Scaffold Collapses and Elevated Work Platform Failures
Scaffolding provides temporary elevated work platforms for construction workers — and scaffolding failures are among the most catastrophic and preventable construction accidents. OSHA's scaffold standard (29 CFR § 1926.450-.454) requires that scaffolds be designed by a qualified person, erected and dismantled under the supervision of a competent person, capable of supporting four times the maximum intended load, and equipped with guardrails and toeboards when six feet or more above a lower level.
Scaffold collapses are typically caused by overloading, inadequate bracing, improper base support, inadequate connections between scaffold components, or failure to repair damaged sections. Where a scaffold failure causes serious injury, the scaffold manufacturer, the scaffold rental company, the subcontractor responsible for erection, and the general contractor responsible for overall site safety may all face liability.
Crane Accidents and Critical Lift Failures
Construction cranes — tower cranes, mobile all-terrain cranes, and lattice boom crawler cranes — are among the most complex and hazardous equipment on construction sites. Crane collapses, boom failures, rigging failures, and loads struck by swinging crane loads are recurring causes of serious injury and death. OSHA's crane and derrick standard (29 CFR § 1926.1400-.1442) requires crane assembly/disassembly under qualified supervision, operator qualification and certification, pre-shift inspections, and specific clearances from overhead electrical lines. Crane accident investigations typically examine the crane's maintenance records, the qualifications of the operator and signal person, the lift plan for the specific lift, soil conditions under the crane, and compliance with assembly specifications.
The General Contractor Liability Chain
On most commercial construction projects, a general contractor (GC) or construction manager (CM) has overall responsibility for coordinating the work of multiple subcontractors. Under OSHA's multi-employer worksite doctrine, the GC is a "controlling employer" with obligations to exercise reasonable care in preventing subcontractor workers from being exposed to hazards. In civil litigation, the GC's liability to an injured subcontractor worker may be established through: the GC's contractual safety obligations; its role in creating or failing to correct the specific hazard; its presence on the site and actual knowledge of the unsafe condition; and the degree to which it directed the work that caused the injury.

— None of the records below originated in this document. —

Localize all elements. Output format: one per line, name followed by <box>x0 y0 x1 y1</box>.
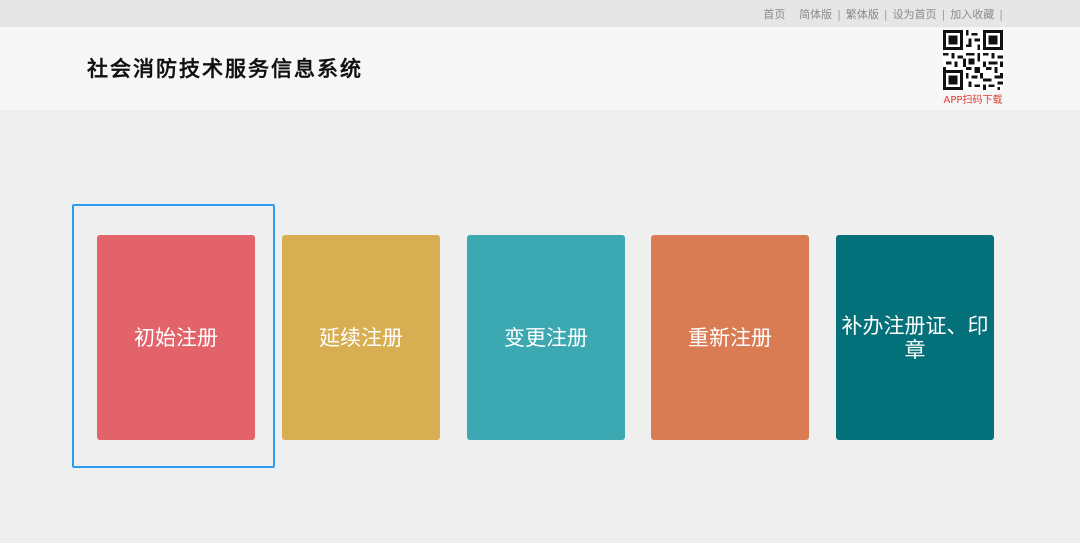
tile-label: 变更注册 <box>504 325 588 350</box>
tile-re-registration[interactable]: 重新注册 <box>651 235 809 440</box>
tile-label: 初始注册 <box>134 325 218 350</box>
site-title: 社会消防技术服务信息系统 <box>87 56 363 81</box>
tile-label: 补办注册证、印章 <box>841 313 989 362</box>
separator: | <box>883 7 888 21</box>
qr-code-icon <box>943 30 1003 90</box>
top-link-home[interactable]: 首页 <box>763 6 785 22</box>
tile-initial-registration[interactable]: 初始注册 <box>97 235 255 440</box>
qr-caption: APP扫码下载 <box>943 95 1003 106</box>
top-link-add-favorite[interactable]: 加入收藏 <box>950 6 994 22</box>
tile-label: 延续注册 <box>319 325 403 350</box>
tile-label: 重新注册 <box>688 325 772 350</box>
top-bar: 首页 | 简体版 | 繁体版 | 设为首页 | 加入收藏 | <box>0 0 1080 27</box>
registration-panel: 初始注册 延续注册 变更注册 重新注册 补办注册证、印章 <box>0 110 1080 543</box>
tile-reissue-certificate-seal[interactable]: 补办注册证、印章 <box>836 235 994 440</box>
tile-change-registration[interactable]: 变更注册 <box>467 235 625 440</box>
site-header: 社会消防技术服务信息系统 APP扫码下载 <box>0 27 1080 110</box>
separator: | <box>837 7 841 21</box>
top-link-traditional[interactable]: 繁体版 <box>846 6 879 22</box>
top-link-set-homepage[interactable]: 设为首页 <box>893 6 937 22</box>
top-link-simplified[interactable]: 简体版 <box>799 6 832 22</box>
separator: | <box>999 7 1003 21</box>
top-links: 首页 | 简体版 | 繁体版 | 设为首页 | 加入收藏 | <box>763 6 1008 22</box>
tile-renewal-registration[interactable]: 延续注册 <box>282 235 440 440</box>
app-download[interactable]: APP扫码下载 <box>938 30 1008 106</box>
separator: | <box>941 7 946 21</box>
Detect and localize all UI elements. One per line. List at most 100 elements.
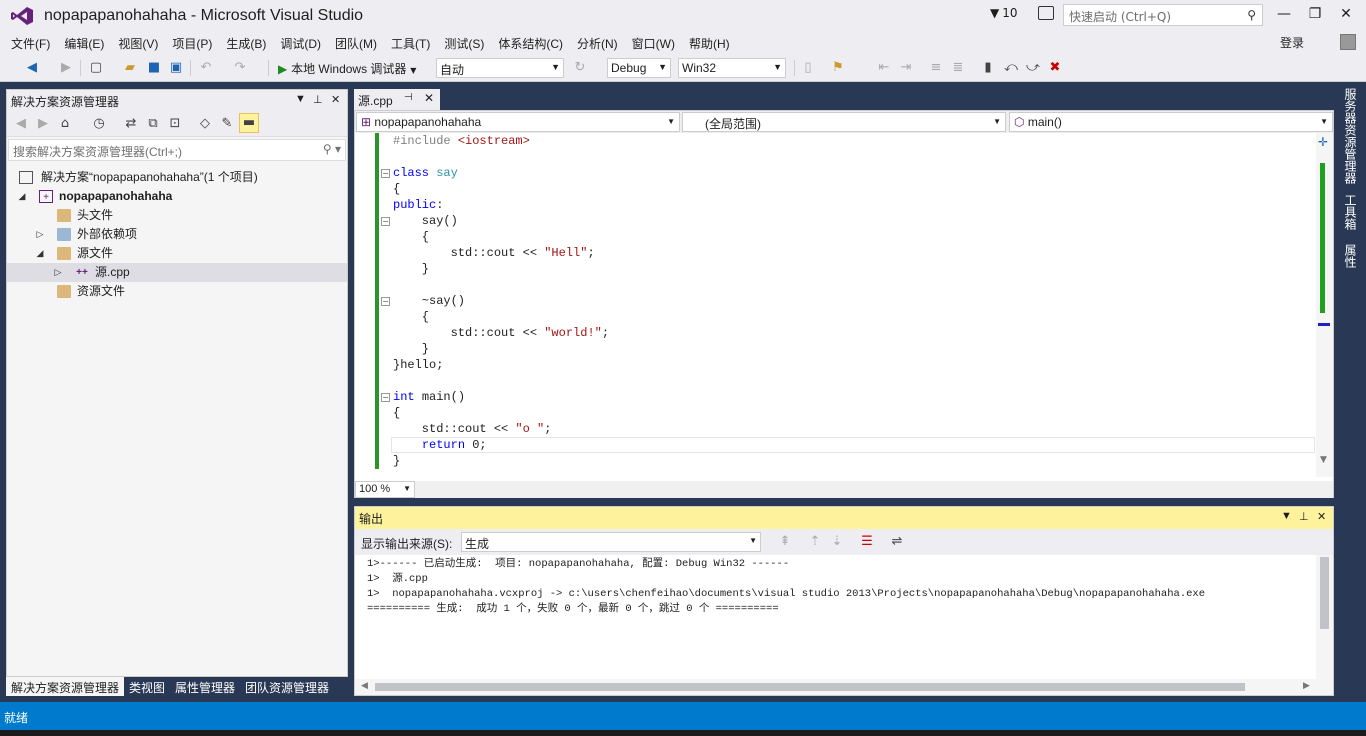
menu-test[interactable]: 测试(S) — [437, 35, 491, 52]
zoom-combo[interactable]: 100 % ▼ — [355, 481, 415, 498]
tab-team-explorer[interactable]: 团队资源管理器 — [240, 677, 334, 696]
tab-source-cpp[interactable]: 源.cpp ⊣ ✕ — [354, 89, 440, 110]
word-wrap-icon[interactable]: ⇌ — [889, 534, 905, 550]
next-message-icon[interactable]: ⇣ — [829, 534, 845, 550]
output-source-combo[interactable]: 生成 ▼ — [461, 532, 761, 552]
prev-bookmark-icon[interactable]: ⤺ — [1003, 60, 1019, 76]
login-link[interactable]: 登录 — [1280, 34, 1304, 51]
tab-class-view[interactable]: 类视图 — [124, 677, 170, 696]
maximize-button[interactable]: ❐ — [1303, 4, 1327, 24]
chevron-down-icon[interactable]: ▼ — [295, 93, 306, 105]
menu-team[interactable]: 团队(M) — [328, 35, 384, 52]
sync-icon[interactable]: ⇄ — [123, 116, 139, 132]
project-nav-combo[interactable]: ⊞ nopapapanohahaha ▼ — [356, 112, 680, 132]
expanded-arrow-icon[interactable]: ◢ — [17, 187, 27, 206]
clear-bookmarks-icon[interactable]: ✖ — [1047, 60, 1063, 76]
home-icon[interactable]: ⌂ — [57, 116, 73, 132]
find-message-icon[interactable]: ⇞ — [777, 534, 793, 550]
history-icon[interactable]: ◷ — [91, 116, 107, 132]
scope-nav-combo[interactable]: (全局范围) ▼ — [682, 112, 1006, 132]
find-icon[interactable]: ⚑ — [830, 60, 846, 76]
fold-toggle-icon[interactable]: − — [381, 393, 390, 402]
tree-item-source-files[interactable]: ◢ 源文件 — [7, 244, 347, 263]
attach-icon[interactable]: ▯ — [800, 60, 816, 76]
notifications-button[interactable]: ▼ 10 — [990, 6, 1018, 20]
chevron-left-icon[interactable]: ◀ — [361, 681, 368, 691]
split-icon[interactable]: ✛ — [1318, 135, 1328, 149]
menu-file[interactable]: 文件(F) — [4, 35, 57, 52]
collapse-all-icon[interactable]: ⧉ — [145, 116, 161, 132]
tab-solution-explorer[interactable]: 解决方案资源管理器 — [6, 677, 125, 696]
quick-launch-input[interactable]: 快速启动 (Ctrl+Q) ⚲ — [1063, 4, 1263, 26]
menu-tools[interactable]: 工具(T) — [384, 35, 437, 52]
back-icon[interactable]: ◀ — [13, 116, 29, 132]
chevron-right-icon[interactable]: ▶ — [1303, 681, 1310, 691]
chevron-down-icon[interactable]: ▼ — [1281, 510, 1292, 522]
save-all-icon[interactable]: ▣ — [168, 60, 184, 76]
preview-icon[interactable]: ▬ — [239, 113, 259, 133]
refresh-icon[interactable]: ↻ — [572, 60, 588, 76]
fold-toggle-icon[interactable]: − — [381, 297, 390, 306]
redo-icon[interactable]: ↷ — [232, 60, 248, 76]
solution-search-input[interactable]: 搜索解决方案资源管理器(Ctrl+;) ⚲ ▾ — [8, 139, 346, 161]
close-window-button[interactable]: ✕ — [1334, 4, 1358, 24]
menu-window[interactable]: 窗口(W) — [625, 35, 682, 52]
feedback-icon[interactable] — [1038, 6, 1054, 20]
bookmark-icon[interactable]: ▮ — [980, 60, 996, 76]
close-icon[interactable]: ✕ — [424, 91, 434, 105]
platform-combo[interactable]: Win32 ▼ — [678, 58, 786, 78]
menu-view[interactable]: 视图(V) — [111, 35, 165, 52]
comment-icon[interactable]: ≡ — [928, 60, 944, 76]
tree-item-solution[interactable]: 解决方案“nopapapanohahaha”(1 个项目) — [7, 168, 347, 187]
outdent-icon[interactable]: ⇥ — [898, 60, 914, 76]
tab-properties[interactable]: 属性 — [1342, 244, 1359, 268]
open-file-icon[interactable]: ▰ — [122, 60, 138, 76]
scroll-thumb[interactable] — [1320, 557, 1329, 629]
menu-edit[interactable]: 编辑(E) — [57, 35, 111, 52]
menu-help[interactable]: 帮助(H) — [682, 35, 737, 52]
pin-icon[interactable]: ⊥ — [1299, 510, 1309, 523]
avatar[interactable] — [1340, 34, 1356, 50]
menu-project[interactable]: 项目(P) — [165, 35, 219, 52]
pin-icon[interactable]: ⊥ — [313, 93, 323, 106]
back-icon[interactable]: ◀ — [24, 60, 40, 76]
output-horizontal-scrollbar[interactable]: ◀ ▶ — [355, 679, 1333, 695]
expanded-arrow-icon[interactable]: ◢ — [35, 244, 45, 263]
minimize-button[interactable]: — — [1272, 4, 1296, 24]
next-bookmark-icon[interactable]: ⤻ — [1025, 60, 1041, 76]
collapsed-arrow-icon[interactable]: ▷ — [53, 263, 63, 282]
properties-icon[interactable]: ✎ — [219, 116, 235, 132]
new-project-icon[interactable]: ▢ — [88, 60, 104, 76]
save-icon[interactable]: ■ — [146, 60, 162, 76]
tree-item-resource-files[interactable]: 资源文件 — [7, 282, 347, 301]
indent-icon[interactable]: ⇤ — [876, 60, 892, 76]
close-icon[interactable]: ✕ — [331, 93, 340, 106]
member-nav-combo[interactable]: ⬡ main() ▼ — [1009, 112, 1333, 132]
menu-build[interactable]: 生成(B) — [219, 35, 273, 52]
prev-message-icon[interactable]: ⇡ — [807, 534, 823, 550]
show-all-files-icon[interactable]: ⊡ — [167, 116, 183, 132]
close-icon[interactable]: ✕ — [1317, 510, 1326, 523]
tab-property-manager[interactable]: 属性管理器 — [170, 677, 240, 696]
editor-vertical-scrollbar[interactable]: ▼ ✛ — [1316, 133, 1333, 477]
output-text[interactable]: 1>------ 已启动生成: 项目: nopapapanohahaha, 配置… — [355, 555, 1317, 679]
tree-item-header-files[interactable]: 头文件 — [7, 206, 347, 225]
menu-analyze[interactable]: 分析(N) — [570, 35, 625, 52]
fold-toggle-icon[interactable]: − — [381, 217, 390, 226]
menu-debug[interactable]: 调试(D) — [273, 35, 328, 52]
forward-icon[interactable]: ▶ — [35, 116, 51, 132]
start-debug-button[interactable]: ▶ 本地 Windows 调试器 ▼ — [278, 60, 416, 78]
chevron-down-icon[interactable]: ▼ — [1320, 455, 1327, 465]
tree-item-project[interactable]: ◢ + nopapapanohahaha — [7, 187, 347, 206]
tab-toolbox[interactable]: 工具箱 — [1342, 194, 1359, 230]
view-code-icon[interactable]: ◇ — [197, 116, 213, 132]
code-text-area[interactable]: − − − − #include <iostream> class say{pub… — [355, 133, 1315, 477]
fold-toggle-icon[interactable]: − — [381, 169, 390, 178]
forward-icon[interactable]: ▶ — [58, 60, 74, 76]
menu-architecture[interactable]: 体系结构(C) — [491, 35, 570, 52]
uncomment-icon[interactable]: ≣ — [950, 60, 966, 76]
pin-icon[interactable]: ⊣ — [404, 92, 413, 103]
output-vertical-scrollbar[interactable] — [1316, 555, 1333, 679]
clear-all-icon[interactable]: ☰ — [859, 534, 875, 550]
undo-icon[interactable]: ↶ — [198, 60, 214, 76]
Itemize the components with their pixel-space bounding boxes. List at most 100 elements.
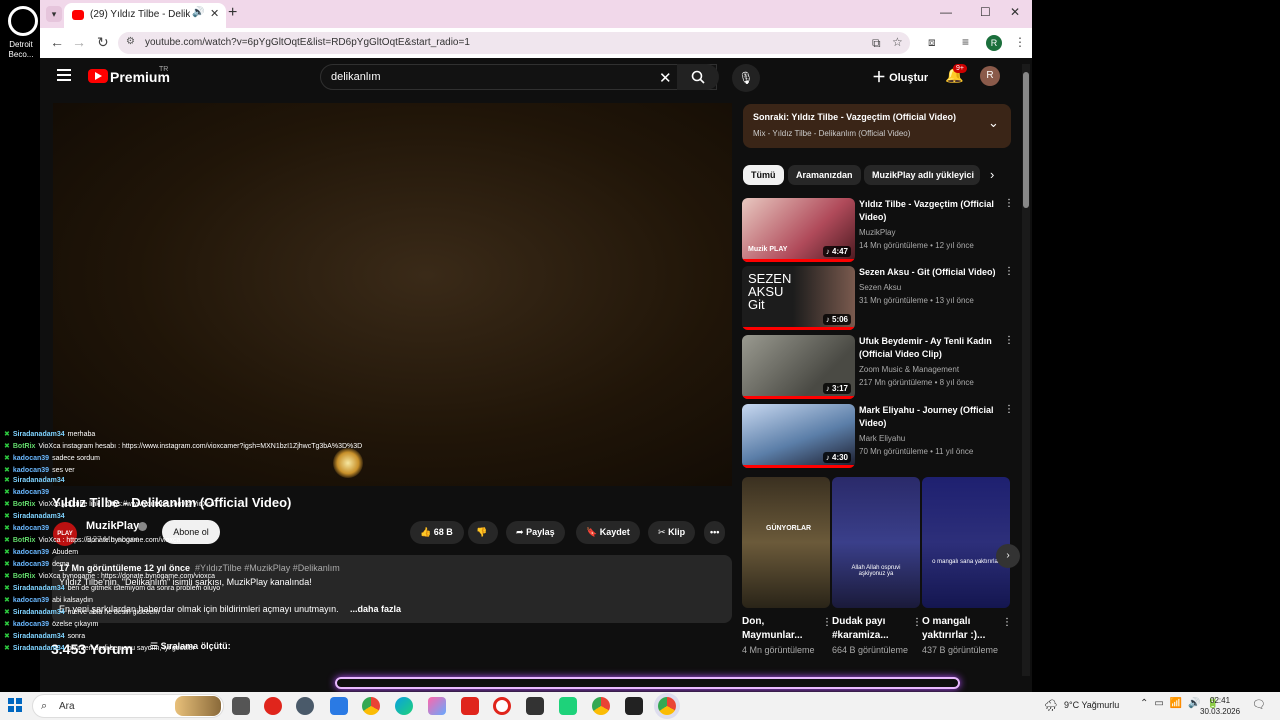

Property Owner Liability for Construction Accidents
In some circumstances, the property owner on whose land construction is occurring may also face civil liability for a construction worker's injuries. This is particularly true where the owner retained control over aspects of the work, where the owner knew of and failed to disclose pre-existing hazardous conditions on the property, or where the owner retained a safety coordinator or construction manager who exercised control over site safety. Some states — most notably New York through its Labor Law Sections 240 and 241 — impose non-delegable duties on property owners that make them strictly liable for certain construction worker injuries regardless of whether the owner directly controlled the work.